He ended up telling me that it didn’t matter what I liked. I was still his son at the end of the day, and I had my own life to live. He just said, “Do you Chico. Don’t let nobody try to change who you are. You are your own person.” Uh… That just made me shed a tear of joy inside.
Now, much like Mom, he expressed that he was disappointed because he wanted me to end up with a girl. But I rebuttled immediately, implying that I can like both equally and that when it comes down to it, I can make my own choice of who I want to be with.
On one hand, I understand that my Dad is somewhat ignorant about what being bisexual means, and what life is like. I get that. But, that was my chance to explain what it meant to me— I am attracted to both genders.
What got me was his story of his relationship with queer people. I learned after talking with him more about myself and more about his views.
What I didn’t know was that I had admitted to him before, when I was about 10-years-old, that I liked boys. I have no recollection of this but I apparently told him then and all he said to me at that time was “be careful. Just be careful.” Even more interesting was learning that I admitted to him that I liked Spencer (one of my best friends, who I am still attracted to today.) I suppose, maybe that’s where it all started…
Then I found out that his brother Rod, my uncle, was gay. He told me that the reason he wasn’t here today was because he got HIV and eventually AIDS, because he wasn’t careful. That saddened me but I understood why my Dad just kept telling me to be careful. I’m assuming he doesn’t want me to end up like his own brother did.
I also found out that another one of my uncles, uncle Clarence who is my mother’s brother, is also bisexual. He has never told me or my Dad this (and probably not anyone), and my Dad only told me because of what he’s learned after knowing him for so long.

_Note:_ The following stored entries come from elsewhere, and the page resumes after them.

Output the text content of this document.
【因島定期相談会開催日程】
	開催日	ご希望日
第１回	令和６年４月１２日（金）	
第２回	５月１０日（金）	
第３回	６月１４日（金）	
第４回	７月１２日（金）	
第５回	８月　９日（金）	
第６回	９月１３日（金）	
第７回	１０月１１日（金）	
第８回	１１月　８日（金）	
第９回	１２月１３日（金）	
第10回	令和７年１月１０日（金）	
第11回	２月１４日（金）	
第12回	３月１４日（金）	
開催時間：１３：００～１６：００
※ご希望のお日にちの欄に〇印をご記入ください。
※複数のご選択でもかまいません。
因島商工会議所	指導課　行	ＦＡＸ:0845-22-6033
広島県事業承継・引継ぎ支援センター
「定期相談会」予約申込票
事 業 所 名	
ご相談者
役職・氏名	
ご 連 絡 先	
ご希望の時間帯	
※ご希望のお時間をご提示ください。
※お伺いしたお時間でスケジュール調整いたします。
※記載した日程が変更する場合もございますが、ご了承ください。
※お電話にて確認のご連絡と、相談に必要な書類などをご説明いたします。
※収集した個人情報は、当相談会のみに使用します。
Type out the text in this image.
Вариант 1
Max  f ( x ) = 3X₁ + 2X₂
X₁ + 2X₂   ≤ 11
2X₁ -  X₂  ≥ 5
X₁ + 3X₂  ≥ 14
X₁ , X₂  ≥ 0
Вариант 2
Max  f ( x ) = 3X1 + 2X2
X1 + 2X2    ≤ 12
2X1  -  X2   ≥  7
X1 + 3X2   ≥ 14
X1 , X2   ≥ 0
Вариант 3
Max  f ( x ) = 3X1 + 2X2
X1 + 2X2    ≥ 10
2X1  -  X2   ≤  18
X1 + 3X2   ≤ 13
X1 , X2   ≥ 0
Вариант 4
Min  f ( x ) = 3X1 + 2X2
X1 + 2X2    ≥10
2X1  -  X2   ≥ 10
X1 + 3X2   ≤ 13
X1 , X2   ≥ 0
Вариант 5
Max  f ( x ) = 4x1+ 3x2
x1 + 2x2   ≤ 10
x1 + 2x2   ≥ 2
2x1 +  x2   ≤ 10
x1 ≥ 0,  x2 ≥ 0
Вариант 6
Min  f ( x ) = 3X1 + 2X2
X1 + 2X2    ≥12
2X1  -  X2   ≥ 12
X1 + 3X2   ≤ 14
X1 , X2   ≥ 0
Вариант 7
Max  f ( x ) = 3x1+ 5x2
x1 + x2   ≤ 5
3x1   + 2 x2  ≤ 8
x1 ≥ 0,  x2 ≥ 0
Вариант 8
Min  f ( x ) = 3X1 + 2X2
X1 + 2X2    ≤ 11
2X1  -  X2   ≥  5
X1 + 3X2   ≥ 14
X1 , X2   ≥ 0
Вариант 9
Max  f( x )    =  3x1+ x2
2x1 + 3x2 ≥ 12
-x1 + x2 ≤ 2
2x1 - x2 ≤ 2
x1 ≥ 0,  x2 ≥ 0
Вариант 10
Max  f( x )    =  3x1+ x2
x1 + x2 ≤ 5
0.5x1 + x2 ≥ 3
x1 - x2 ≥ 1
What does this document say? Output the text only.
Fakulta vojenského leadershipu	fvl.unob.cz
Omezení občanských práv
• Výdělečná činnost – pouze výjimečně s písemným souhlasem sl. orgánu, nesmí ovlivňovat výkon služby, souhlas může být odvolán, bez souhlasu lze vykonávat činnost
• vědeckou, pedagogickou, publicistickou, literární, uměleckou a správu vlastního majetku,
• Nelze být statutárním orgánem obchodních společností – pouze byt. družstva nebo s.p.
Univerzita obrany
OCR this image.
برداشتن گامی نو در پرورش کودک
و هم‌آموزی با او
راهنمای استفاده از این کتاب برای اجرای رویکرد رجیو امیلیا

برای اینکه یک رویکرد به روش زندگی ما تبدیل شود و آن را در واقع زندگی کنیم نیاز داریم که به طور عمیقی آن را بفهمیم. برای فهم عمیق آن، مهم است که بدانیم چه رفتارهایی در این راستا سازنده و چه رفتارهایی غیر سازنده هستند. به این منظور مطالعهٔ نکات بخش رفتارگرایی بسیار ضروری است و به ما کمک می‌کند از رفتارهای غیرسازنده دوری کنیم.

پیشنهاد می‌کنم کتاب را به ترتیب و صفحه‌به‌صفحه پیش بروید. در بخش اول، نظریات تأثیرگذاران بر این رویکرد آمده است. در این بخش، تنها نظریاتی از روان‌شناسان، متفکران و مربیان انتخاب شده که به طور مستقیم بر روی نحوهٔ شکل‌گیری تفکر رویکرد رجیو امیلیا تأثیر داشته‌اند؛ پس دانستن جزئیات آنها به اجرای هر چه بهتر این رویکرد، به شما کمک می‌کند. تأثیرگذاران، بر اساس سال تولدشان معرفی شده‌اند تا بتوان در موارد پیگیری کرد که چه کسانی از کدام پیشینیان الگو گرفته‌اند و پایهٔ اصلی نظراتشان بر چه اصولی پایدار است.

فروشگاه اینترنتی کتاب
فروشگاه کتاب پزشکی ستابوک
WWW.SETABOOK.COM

He just knows. But, regardless, it opened up my eyes a little.
Learning about all of this all at once was quite touching. Only after 21 years did I find out that other people I cherish in my family were also queer, and that I admitted to being queer even before knowing what queer was. It just, well, it was a lot to take in. Because for so long, I could only think that my feelings of attraction towards others, was evil. That’s all I continued to believe and so, I denied myself opportunities for a very long time.
And I say this with a very open heart, God, I wish I had just told the truth so long ago, instead of telling my parents what they wanted to hear. How free I could’ve been… But I wasn’t ready at that time. That’s why I did it now. And now that it’s done, thank the heavens above I have grown past being ashamed of who I am.
But getting back to Dad, he showed me his love for me. He proved, rather bluntly, that I still had his support no matter what. One thing he did manage to ask was, “Why did you decide to tell me now?” I told him that I had already told Mom and didn’t want to leave without telling him too. And I also needed to build up the courage to finally say it to both of them too.
What we proceeded to talk about next was… oh, I guess nice. Dad told me that he had many gay friends in life, that he loved and protected regardless. What this proved to me was that my Dad could get over someone’s sexual preference, and that love was more powerful than belief.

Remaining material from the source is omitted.